JorisBonson · 10/12/2020 07:33

He's just a general all round good guy and not a cunt.

I'll take that.

Lovelydiscusfish · 10/12/2020 07:57

My boyfriend is a gem. Often buys me gifts - just little cheap things he sees and thinks I would like. When he is here (he works away loads, incredibly long brutal hours), he cooks, cleans the house, does the laundry, fixes stuff for me. He says lovely things, and reassures me all the time. He texts lovely things. He will watch the snooker with me all night (my favourite) and pretend he is interested although his mum said he doesn’t actually like it that much! And he will get up ludicrously early to drive all the way to his work, just so we can spend one more night together. And I LOVE HIM!

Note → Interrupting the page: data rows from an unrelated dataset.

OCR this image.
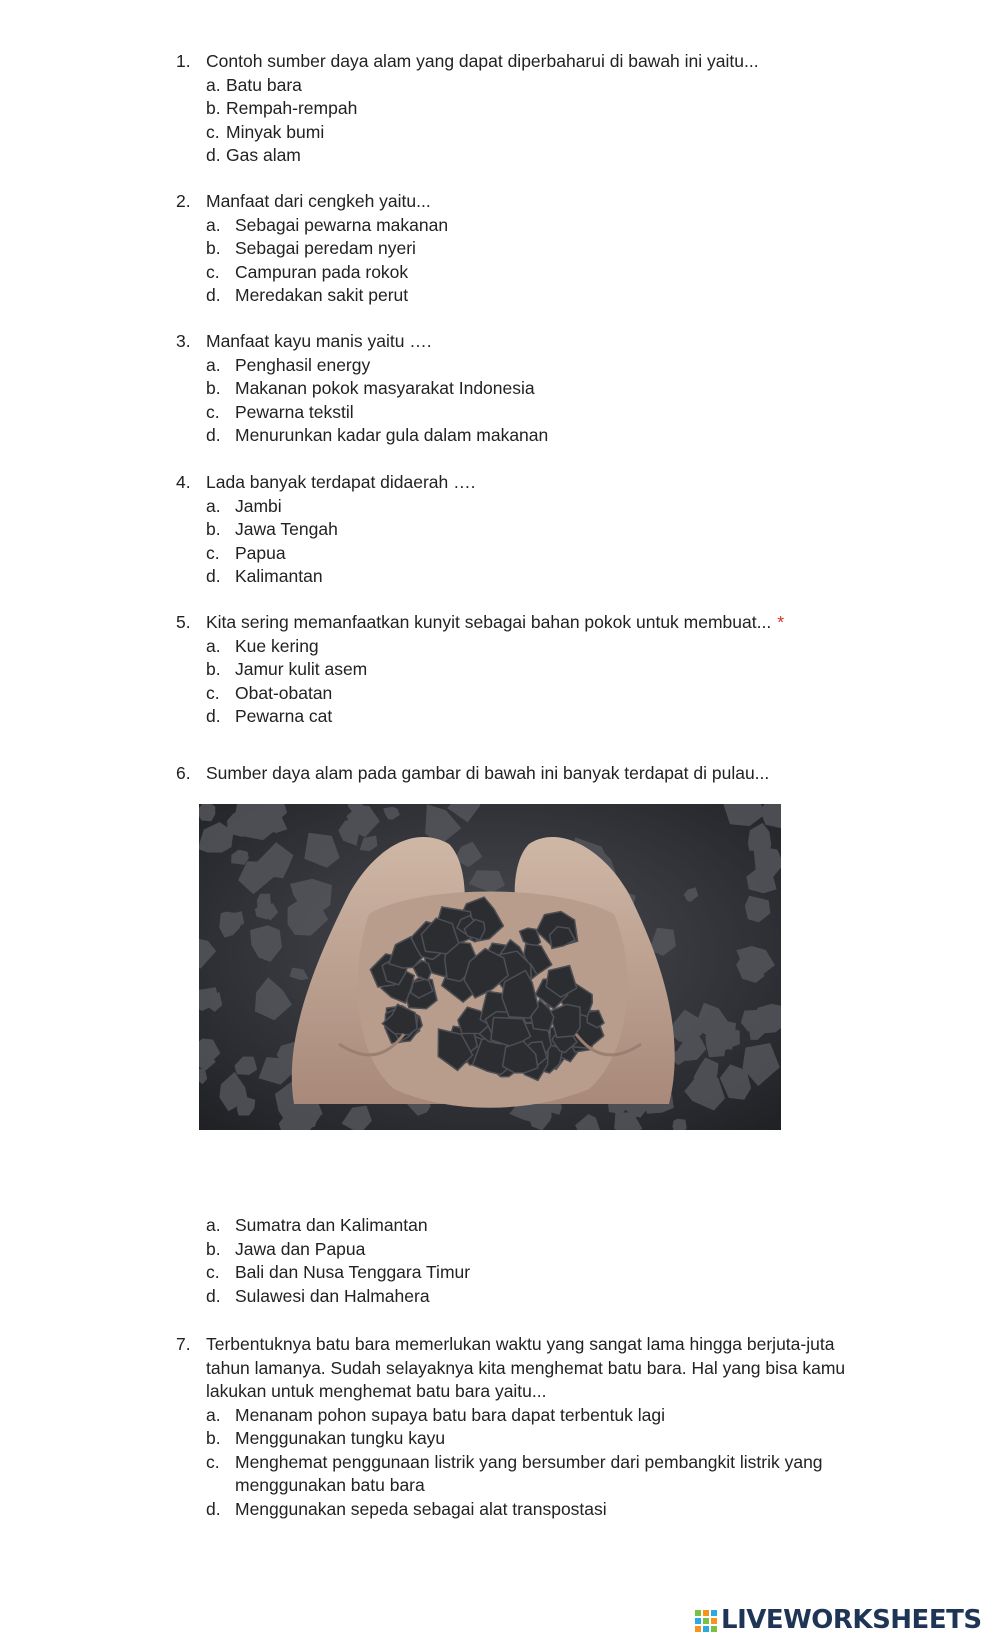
1. Contoh sumber daya alam yang dapat diperbaharui di bawah ini yaitu...
a. Batu bara
b. Rempah-rempah
c. Minyak bumi
d. Gas alam
2. Manfaat dari cengkeh yaitu...
a. Sebagai pewarna makanan
b. Sebagai peredam nyeri
c. Campuran pada rokok
d. Meredakan sakit perut
3. Manfaat kayu manis yaitu ….
a. Penghasil energy
b. Makanan pokok masyarakat Indonesia
c. Pewarna tekstil
d. Menurunkan kadar gula dalam makanan
4. Lada banyak terdapat didaerah ….
a. Jambi
b. Jawa Tengah
c. Papua
d. Kalimantan
5. Kita sering memanfaatkan kunyit sebagai bahan pokok untuk membuat... *
a. Kue kering
b. Jamur kulit asem
c. Obat-obatan
d. Pewarna cat
6. Sumber daya alam pada gambar di bawah ini banyak terdapat di pulau...
a. Sumatra dan Kalimantan
b. Jawa dan Papua
c. Bali dan Nusa Tenggara Timur
d. Sulawesi dan Halmahera
7. Terbentuknya batu bara memerlukan waktu yang sangat lama hingga berjuta-juta tahun lamanya. Sudah selayaknya kita menghemat batu bara. Hal yang bisa kamu lakukan untuk menghemat batu bara yaitu...
a. Menanam pohon supaya batu bara dapat terbentuk lagi
b. Menggunakan tungku kayu
c. Menghemat penggunaan listrik yang bersumber dari pembangkit listrik yang menggunakan batu bara
d. Menggunakan sepeda sebagai alat transpostasi
LIVEWORKSHEETS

UnwantedOpinionBelow · 12/12/2020 03:20

My DH will go to the supermarket to buy me tampons or to get us drinks and snacks. He also drives me around everywhere as I can't drive just yet (learning)! He notices when I get dressed up or even when I am without makeup and compliments me - in general he is a very selfless being and in general just a really loving man and I do appreciate him dearly.

lovelemoncurd · 12/12/2020 03:35

23 years later and hubby still is as kind as the day I met him but if he cracks the joke that he hasn't managed to get me anything for Xmas and then produces his presents one more year....

litterbird · 12/12/2020 15:34

@JorisBonson

He's just a general all round good guy and not a cunt.

I'll take that.

This, this and this!!! Brilliant JorisBonson.....mine is just the same...thank you for making me laugh out loud.